Land of Many Colors is set in the fictional city of Fort Pilote in the French Caribbean. It opens with the deaths of a young liberation activist and his mother in 1984. The narrator, a doctor who handles both of these cases, attempts to reconstruct the history of the family through four generations. The doctor’s account illuminates the political and social complexities of race and class distinctions, the legacy of French colonialism that has spawned the movement for independence.
 
Set in Jamaica, Nanna-ya explores the relationships that develop between George, a well-to-do store-owner, his wife, Grace, and his lover, Joyce. Their intertwined histories touch on a variety of racial and gender themes, which are handled with uncommon insight and subtlety.

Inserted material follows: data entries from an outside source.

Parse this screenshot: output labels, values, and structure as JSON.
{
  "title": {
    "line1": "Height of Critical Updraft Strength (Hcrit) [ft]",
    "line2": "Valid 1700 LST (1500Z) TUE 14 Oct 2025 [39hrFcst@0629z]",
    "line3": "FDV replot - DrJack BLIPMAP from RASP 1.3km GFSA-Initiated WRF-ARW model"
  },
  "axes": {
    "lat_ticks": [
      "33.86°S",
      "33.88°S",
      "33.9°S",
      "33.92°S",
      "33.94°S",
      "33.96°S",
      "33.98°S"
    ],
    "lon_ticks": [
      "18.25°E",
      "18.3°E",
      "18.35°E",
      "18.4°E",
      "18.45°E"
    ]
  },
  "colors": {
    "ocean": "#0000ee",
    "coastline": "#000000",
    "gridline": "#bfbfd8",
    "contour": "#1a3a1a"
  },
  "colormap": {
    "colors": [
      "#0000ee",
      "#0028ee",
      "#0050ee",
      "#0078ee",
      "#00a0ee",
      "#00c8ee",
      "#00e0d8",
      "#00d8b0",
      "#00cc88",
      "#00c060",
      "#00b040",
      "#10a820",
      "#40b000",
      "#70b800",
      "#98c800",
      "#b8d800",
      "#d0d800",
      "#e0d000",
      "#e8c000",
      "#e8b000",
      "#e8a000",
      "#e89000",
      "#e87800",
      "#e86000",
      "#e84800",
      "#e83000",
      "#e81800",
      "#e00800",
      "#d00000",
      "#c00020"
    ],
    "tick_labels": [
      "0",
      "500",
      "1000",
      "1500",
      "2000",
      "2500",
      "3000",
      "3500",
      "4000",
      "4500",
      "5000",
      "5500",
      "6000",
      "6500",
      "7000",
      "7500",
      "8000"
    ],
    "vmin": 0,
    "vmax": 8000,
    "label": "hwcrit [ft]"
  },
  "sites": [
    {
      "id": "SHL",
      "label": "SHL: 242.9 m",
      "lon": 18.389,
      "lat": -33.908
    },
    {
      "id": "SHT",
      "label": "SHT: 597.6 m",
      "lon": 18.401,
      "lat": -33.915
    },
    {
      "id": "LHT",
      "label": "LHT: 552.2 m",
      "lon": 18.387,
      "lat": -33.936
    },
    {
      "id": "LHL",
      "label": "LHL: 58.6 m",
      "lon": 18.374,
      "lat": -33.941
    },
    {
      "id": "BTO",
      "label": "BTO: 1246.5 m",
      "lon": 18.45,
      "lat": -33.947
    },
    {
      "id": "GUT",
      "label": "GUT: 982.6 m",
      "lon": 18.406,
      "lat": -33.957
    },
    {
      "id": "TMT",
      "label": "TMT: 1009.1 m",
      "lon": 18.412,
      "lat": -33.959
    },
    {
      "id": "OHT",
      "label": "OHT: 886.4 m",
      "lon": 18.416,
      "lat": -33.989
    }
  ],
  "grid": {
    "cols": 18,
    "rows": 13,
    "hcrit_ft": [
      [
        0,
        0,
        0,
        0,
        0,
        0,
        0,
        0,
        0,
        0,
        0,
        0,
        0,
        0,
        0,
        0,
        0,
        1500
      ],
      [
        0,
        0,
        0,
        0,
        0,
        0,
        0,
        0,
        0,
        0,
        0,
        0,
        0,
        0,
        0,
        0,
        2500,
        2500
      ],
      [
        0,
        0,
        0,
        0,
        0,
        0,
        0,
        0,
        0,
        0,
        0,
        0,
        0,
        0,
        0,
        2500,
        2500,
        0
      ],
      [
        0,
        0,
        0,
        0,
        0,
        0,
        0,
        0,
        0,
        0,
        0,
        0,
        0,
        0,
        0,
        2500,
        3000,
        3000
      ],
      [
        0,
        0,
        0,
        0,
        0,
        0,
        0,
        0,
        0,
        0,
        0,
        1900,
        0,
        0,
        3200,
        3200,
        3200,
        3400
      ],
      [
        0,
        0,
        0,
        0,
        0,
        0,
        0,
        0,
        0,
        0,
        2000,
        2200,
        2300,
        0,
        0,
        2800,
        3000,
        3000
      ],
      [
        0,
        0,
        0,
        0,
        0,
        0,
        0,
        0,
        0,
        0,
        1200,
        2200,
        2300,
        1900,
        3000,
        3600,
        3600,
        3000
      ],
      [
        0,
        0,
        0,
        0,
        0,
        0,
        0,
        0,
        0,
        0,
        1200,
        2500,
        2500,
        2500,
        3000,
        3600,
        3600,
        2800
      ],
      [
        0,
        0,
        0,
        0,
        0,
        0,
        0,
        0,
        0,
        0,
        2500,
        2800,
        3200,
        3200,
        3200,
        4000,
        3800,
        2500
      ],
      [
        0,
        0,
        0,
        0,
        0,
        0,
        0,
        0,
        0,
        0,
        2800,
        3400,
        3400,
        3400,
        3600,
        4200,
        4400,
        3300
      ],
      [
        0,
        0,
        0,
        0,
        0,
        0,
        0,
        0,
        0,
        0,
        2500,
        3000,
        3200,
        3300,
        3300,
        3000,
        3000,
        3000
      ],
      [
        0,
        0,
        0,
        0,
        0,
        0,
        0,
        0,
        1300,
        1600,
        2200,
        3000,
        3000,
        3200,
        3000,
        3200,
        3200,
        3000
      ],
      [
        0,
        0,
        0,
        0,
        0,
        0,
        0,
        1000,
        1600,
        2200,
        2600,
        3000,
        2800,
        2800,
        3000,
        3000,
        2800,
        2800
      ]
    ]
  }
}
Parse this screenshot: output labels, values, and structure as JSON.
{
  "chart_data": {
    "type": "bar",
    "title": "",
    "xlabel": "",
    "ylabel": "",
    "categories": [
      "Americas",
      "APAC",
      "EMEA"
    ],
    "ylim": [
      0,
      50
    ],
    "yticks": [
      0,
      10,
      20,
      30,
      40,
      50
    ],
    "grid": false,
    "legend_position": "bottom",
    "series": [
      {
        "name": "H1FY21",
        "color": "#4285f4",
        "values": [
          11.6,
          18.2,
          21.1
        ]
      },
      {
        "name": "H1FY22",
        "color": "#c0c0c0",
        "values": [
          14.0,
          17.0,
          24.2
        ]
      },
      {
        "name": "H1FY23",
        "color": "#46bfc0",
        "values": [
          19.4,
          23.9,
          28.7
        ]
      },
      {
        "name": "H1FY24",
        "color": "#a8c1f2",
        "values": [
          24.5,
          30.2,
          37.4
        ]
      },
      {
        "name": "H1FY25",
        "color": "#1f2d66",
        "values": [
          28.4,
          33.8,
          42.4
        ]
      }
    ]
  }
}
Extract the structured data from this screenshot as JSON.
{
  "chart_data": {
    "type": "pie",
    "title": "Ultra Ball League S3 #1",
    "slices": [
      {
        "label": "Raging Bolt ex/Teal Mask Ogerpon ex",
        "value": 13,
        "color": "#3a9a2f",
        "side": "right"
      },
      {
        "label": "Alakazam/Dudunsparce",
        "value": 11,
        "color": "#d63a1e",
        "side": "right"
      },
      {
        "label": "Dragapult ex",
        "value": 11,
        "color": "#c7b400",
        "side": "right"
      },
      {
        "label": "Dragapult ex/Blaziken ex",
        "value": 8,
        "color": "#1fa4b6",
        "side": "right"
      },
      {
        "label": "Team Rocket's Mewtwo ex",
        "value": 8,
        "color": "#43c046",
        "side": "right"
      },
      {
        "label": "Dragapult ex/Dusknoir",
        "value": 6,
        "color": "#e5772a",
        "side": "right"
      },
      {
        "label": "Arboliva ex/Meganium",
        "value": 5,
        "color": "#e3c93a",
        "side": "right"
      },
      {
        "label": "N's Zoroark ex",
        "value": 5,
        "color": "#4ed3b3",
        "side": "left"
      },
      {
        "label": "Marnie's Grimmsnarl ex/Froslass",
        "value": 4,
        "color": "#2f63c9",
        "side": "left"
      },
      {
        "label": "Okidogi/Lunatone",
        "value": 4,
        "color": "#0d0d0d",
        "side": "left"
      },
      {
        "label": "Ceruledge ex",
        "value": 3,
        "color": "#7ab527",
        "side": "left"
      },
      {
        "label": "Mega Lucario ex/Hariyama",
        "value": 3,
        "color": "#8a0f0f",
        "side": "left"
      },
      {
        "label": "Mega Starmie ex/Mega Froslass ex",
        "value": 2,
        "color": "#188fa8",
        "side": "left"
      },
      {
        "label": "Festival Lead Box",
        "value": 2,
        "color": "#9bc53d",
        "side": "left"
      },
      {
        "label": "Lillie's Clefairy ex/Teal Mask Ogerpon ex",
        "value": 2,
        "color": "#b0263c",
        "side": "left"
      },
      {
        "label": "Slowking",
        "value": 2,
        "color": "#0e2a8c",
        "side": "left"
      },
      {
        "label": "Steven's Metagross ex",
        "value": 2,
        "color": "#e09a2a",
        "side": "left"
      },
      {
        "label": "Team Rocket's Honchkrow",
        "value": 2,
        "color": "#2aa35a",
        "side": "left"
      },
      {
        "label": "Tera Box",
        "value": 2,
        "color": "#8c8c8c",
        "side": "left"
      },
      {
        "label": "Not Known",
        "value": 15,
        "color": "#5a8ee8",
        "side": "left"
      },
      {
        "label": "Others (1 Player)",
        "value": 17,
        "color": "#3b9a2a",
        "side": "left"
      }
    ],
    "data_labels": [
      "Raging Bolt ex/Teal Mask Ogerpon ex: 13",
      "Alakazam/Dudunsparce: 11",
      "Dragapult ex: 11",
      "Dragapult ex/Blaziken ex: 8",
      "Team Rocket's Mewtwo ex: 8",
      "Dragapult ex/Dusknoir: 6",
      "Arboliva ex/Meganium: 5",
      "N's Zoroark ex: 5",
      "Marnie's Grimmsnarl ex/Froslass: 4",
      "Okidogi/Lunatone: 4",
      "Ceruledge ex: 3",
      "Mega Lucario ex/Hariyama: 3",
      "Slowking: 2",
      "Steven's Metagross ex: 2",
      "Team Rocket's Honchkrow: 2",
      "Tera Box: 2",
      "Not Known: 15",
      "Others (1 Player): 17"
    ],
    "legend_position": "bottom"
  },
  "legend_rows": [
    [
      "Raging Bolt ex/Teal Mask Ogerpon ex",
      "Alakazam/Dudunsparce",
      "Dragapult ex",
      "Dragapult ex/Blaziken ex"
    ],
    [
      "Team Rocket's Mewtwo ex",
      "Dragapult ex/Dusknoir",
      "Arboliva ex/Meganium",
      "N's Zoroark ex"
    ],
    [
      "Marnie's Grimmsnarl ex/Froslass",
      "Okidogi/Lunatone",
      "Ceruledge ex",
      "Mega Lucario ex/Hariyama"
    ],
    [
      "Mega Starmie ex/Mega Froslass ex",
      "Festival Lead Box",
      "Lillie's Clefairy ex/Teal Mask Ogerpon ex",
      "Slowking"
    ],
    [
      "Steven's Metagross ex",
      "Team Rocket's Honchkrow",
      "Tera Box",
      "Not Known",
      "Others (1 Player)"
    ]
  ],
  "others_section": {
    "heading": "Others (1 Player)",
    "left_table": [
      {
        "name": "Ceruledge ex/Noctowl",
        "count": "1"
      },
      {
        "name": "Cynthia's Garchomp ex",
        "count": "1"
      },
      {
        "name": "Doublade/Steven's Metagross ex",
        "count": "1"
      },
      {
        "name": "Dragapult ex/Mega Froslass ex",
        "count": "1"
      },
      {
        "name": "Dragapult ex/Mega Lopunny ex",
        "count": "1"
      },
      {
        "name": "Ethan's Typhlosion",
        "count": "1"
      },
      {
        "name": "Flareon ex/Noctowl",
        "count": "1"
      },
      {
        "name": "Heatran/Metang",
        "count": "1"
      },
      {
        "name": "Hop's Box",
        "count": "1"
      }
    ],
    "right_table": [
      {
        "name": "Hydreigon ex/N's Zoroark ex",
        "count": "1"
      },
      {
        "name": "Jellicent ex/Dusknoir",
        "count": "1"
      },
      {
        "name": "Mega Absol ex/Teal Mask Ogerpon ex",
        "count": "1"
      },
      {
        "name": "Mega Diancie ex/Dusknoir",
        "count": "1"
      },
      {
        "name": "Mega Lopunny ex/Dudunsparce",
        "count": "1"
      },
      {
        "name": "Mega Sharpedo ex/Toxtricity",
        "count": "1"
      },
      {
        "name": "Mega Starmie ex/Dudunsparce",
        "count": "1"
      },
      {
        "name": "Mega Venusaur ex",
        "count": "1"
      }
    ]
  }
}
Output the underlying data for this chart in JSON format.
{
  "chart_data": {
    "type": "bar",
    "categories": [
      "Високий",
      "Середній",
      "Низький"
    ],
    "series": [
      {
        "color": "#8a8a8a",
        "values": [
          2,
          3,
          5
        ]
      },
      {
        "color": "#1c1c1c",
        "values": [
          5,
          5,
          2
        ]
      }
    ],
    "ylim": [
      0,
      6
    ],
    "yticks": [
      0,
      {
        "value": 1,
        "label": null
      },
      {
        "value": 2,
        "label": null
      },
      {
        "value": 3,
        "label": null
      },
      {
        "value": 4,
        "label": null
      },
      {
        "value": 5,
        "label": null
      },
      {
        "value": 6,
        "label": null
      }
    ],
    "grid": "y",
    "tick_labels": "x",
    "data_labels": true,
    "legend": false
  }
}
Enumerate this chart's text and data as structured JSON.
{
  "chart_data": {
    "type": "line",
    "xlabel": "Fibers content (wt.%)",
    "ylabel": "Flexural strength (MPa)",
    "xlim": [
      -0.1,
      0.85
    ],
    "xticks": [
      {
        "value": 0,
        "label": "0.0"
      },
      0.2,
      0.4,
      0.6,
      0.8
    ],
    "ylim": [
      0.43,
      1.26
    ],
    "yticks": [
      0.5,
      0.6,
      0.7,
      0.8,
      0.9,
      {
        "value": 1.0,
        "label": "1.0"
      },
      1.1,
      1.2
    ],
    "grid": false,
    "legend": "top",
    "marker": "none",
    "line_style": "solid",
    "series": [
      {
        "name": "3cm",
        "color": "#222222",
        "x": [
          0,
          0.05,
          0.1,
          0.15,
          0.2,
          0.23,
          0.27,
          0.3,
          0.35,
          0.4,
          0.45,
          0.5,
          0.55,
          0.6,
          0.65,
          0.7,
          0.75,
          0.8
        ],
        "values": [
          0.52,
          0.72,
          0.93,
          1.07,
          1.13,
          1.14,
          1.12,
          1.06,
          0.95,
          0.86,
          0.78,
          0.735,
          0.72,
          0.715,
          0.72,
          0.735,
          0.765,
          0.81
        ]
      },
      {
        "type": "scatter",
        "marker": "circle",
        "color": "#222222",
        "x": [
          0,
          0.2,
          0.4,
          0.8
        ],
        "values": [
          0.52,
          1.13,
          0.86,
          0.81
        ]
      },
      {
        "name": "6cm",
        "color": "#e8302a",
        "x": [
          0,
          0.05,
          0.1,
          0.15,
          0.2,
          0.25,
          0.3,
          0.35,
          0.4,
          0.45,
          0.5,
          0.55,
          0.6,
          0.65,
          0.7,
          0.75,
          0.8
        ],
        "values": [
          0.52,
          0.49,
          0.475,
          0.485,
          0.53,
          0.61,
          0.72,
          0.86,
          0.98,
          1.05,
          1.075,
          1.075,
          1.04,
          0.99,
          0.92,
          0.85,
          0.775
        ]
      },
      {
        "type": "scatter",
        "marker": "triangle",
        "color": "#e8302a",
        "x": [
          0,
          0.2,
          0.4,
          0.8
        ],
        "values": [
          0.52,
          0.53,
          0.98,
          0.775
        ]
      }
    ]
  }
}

Like Land of Many Colors, Nanna-ya explores the difficulty of reconstructing historical narratives and recovering the experiences of people of color in the Caribbean.

Author Bio

Born in Guadeloupe in 1937, Maryse Condé has lived in Africa and traveled throughout the world. She first won international acclaim for Children of Segu, a novel exploring the rise and fall of the Bambara Kingdom. Her other writings include the novels Tree of Life, Crossing the Mangrove, and The Last of the African Kings (Nebraska 1997).
 
Nicole Ball is a freelance translator living in Paris. Her translations include works by Catherine Clément.
 
Leyla Ezdinli is an assistant professor of French at Smith College.